Intel Cuts and Slows Down GPU Plans
Intel is going to limit its plans for graphics cards again. A generation is skipped, the successor is postponed, and one architecture is discontinued.
Hidden away in a blog post about a streamlined product line, Intel says it will cut its previous graphics card schedule and release fewer products or later than originally planned. These are GPUs and graphics cards for HPC (high-performance computing).
Without explicitly mentioning it by name, Rialto Bridge generation is deleted. That was the successor to Ponte Vecchio, a GPU for the data centre market (intended for HPC) that was due to appear mid-year. The next generation, the Falcon Shores XPU, was planned for 2024 but moved to 2025. Falcon Shores is a combination of x86 CPU cores and Xe GPU cores.

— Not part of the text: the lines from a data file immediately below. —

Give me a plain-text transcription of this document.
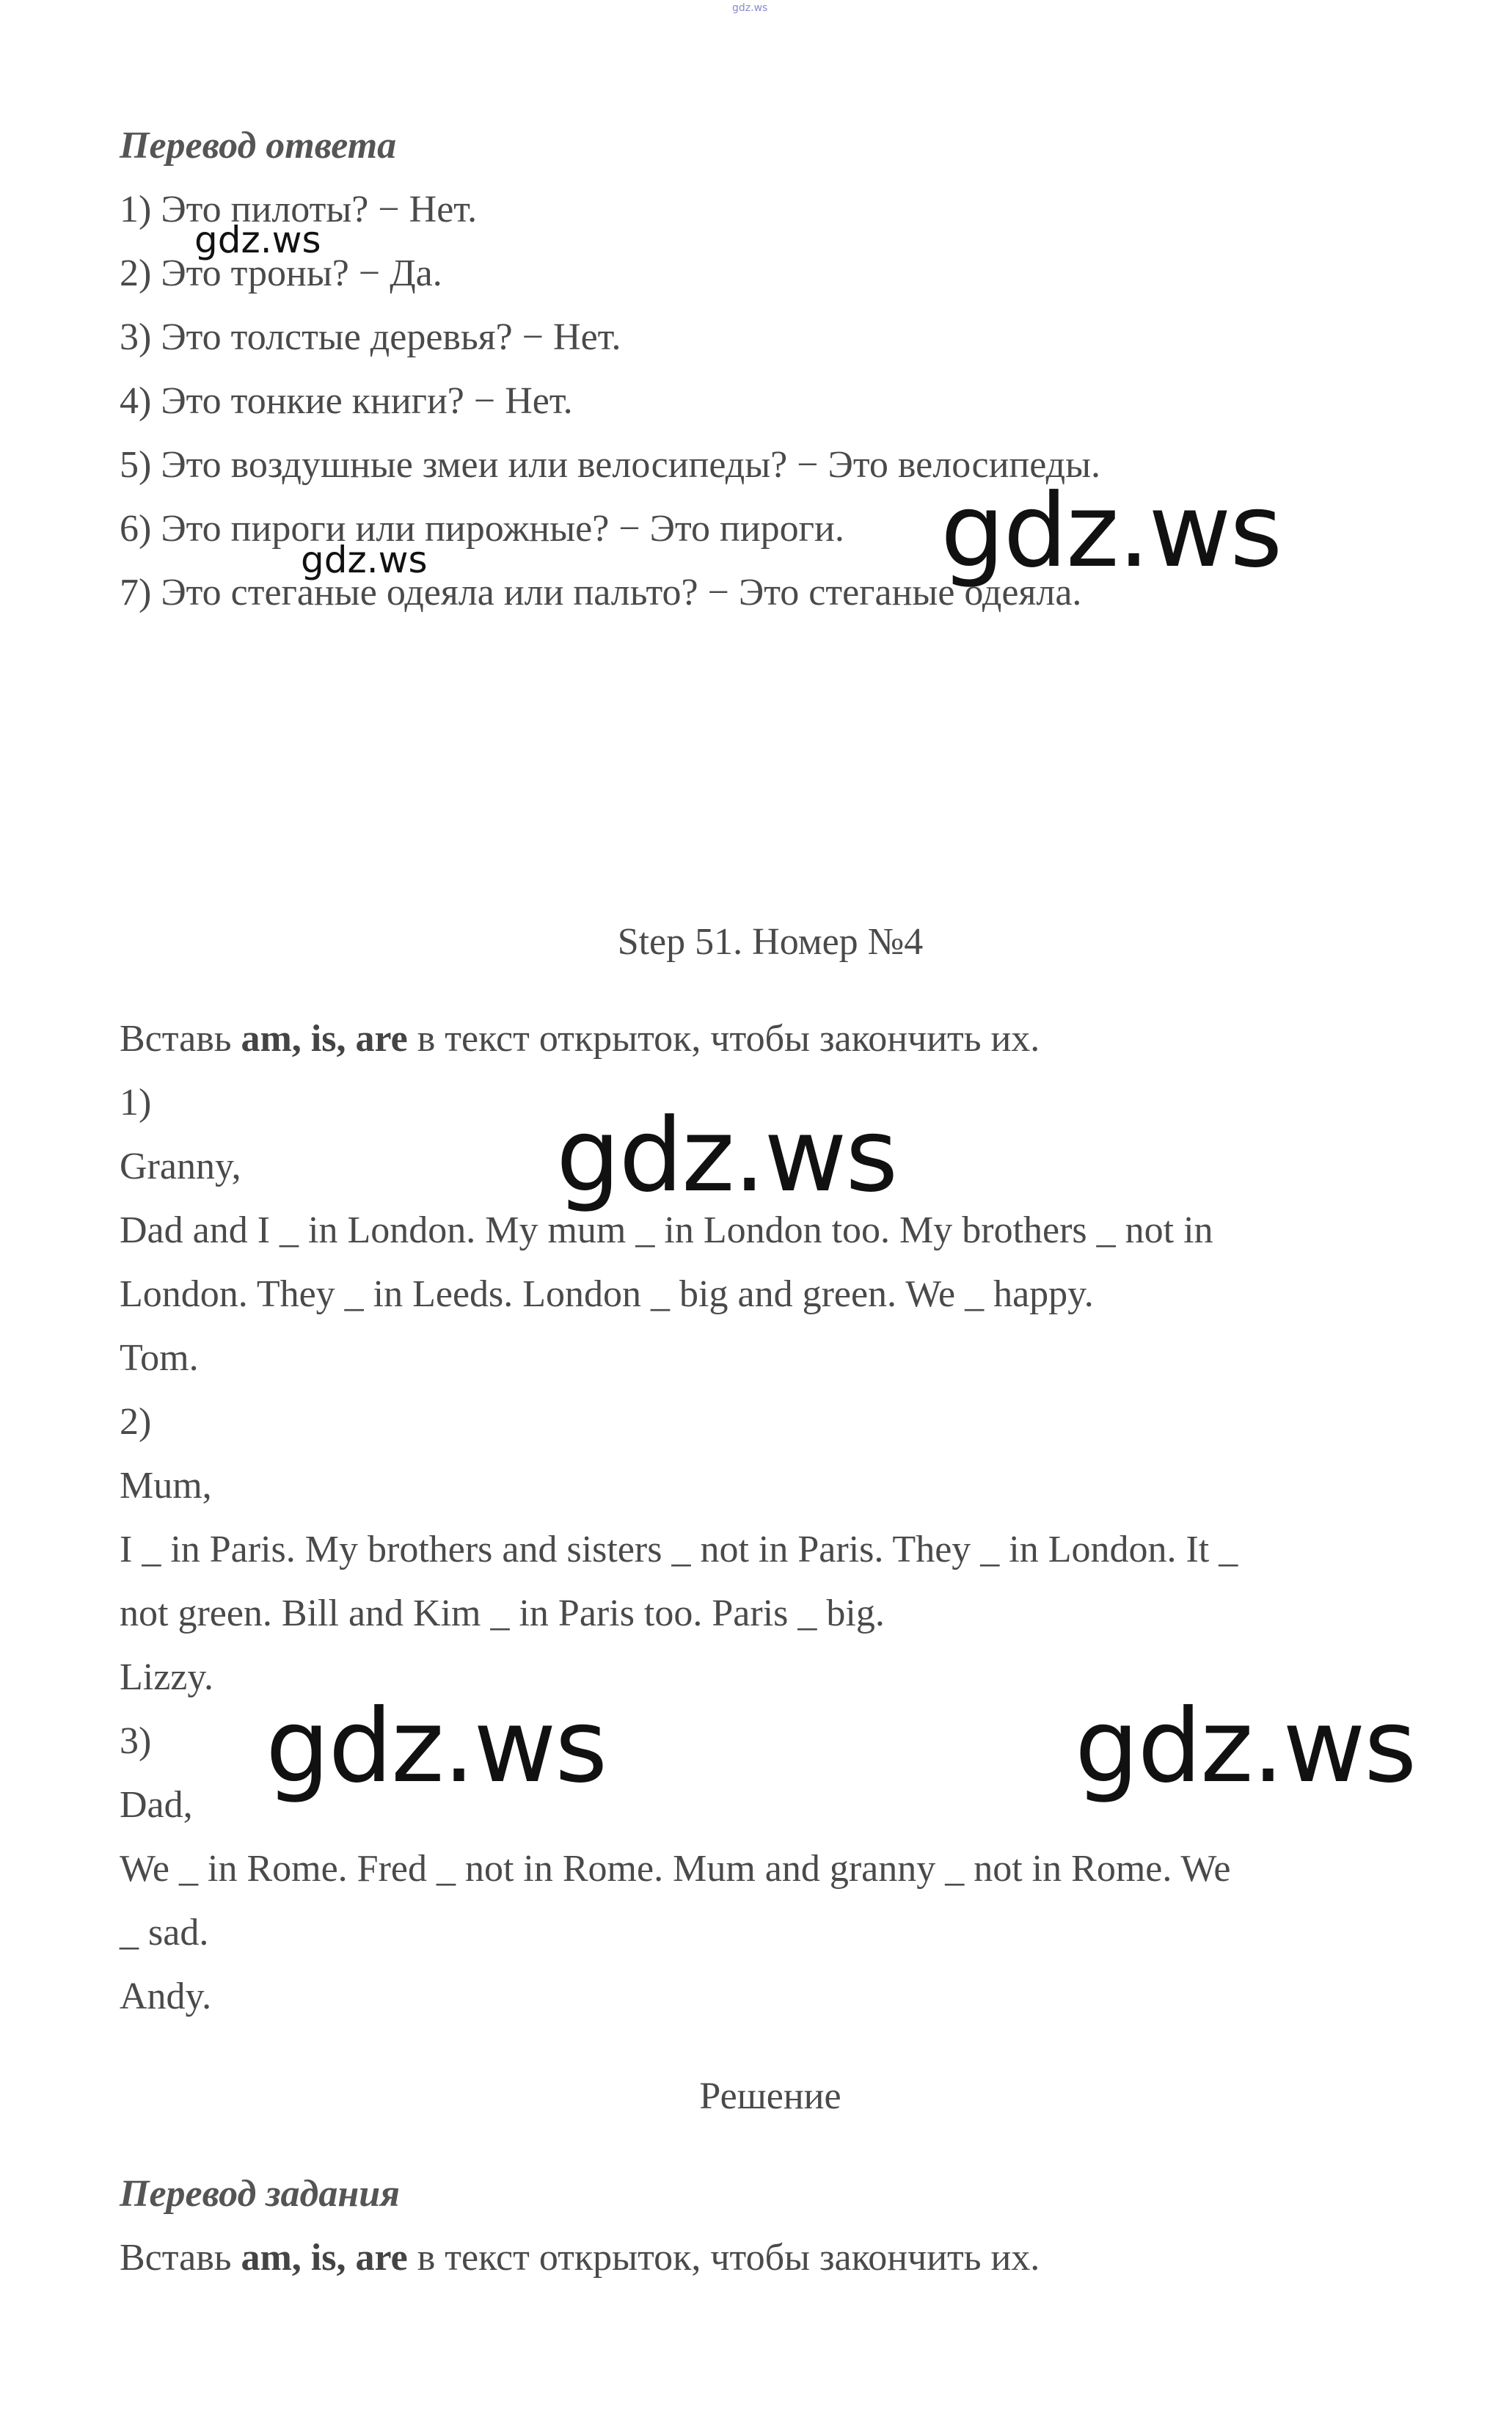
gdz.ws

Перевод ответа

1) Это пилоты? − Нет.

2) Это троны? − Да.

3) Это толстые деревья? − Нет.

4) Это тонкие книги? − Нет.

5) Это воздушные змеи или велосипеды? − Это велосипеды.

6) Это пироги или пирожные? − Это пироги.

7) Это стеганые одеяла или пальто? − Это стеганые одеяла.

Step 51. Номер №4

Вставь am, is, are в текст открыток, чтобы закончить их.

1)

Granny,

Dad and I _ in London. My mum _ in London too. My brothers _ not in

London. They _ in Leeds. London _ big and green. We _ happy.

Tom.

2)

Mum,

I _ in Paris. My brothers and sisters _ not in Paris. They _ in London. It _

not green. Bill and Kim _ in Paris too. Paris _ big.

Lizzy.

3)

Dad,

We _ in Rome. Fred _ not in Rome. Mum and granny _ not in Rome. We

_ sad.

Andy.

Решение

Перевод задания

Вставь am, is, are в текст открыток, чтобы закончить их.

gdz.ws
gdz.ws	gdz.ws
gdz.ws
gdz.ws	gdz.ws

A two-year rhythm better meets customer expectations and gives them time to develop their ecosystem around that graphics hardware.
At the same time, Intel also says it will discontinue the Lancaster Sound GPU architecture, allowing it to focus more on the Melville Sound architecture. Regarding the first, Intel says it would only offer better performance, whereas Melville Sound, according to the chipmaker, makes a big architectural leap compared to current generations.
Intel is still the dominant player in the chip market, but the company is less strong than market leader Nvidia regarding GPUs. In recent decades, Intel has mainly focused on integrated graphics. That gave chips from Intel standard graphics processing power built into the CPU, but it didn’t come close in performance to the top cards from Nvidia or AMD’s Radeon lineup. So the company has some catching up to do.
At the same time, Intel, like almost every company, is also in turbulent water due to the current economic situation. It was recently announced that it would cut employee premiums and want to save ten billion dollars by 2025. At the same time, the company is busy building new chip factories in the US and Europe, which also cost billions of dollars to set up.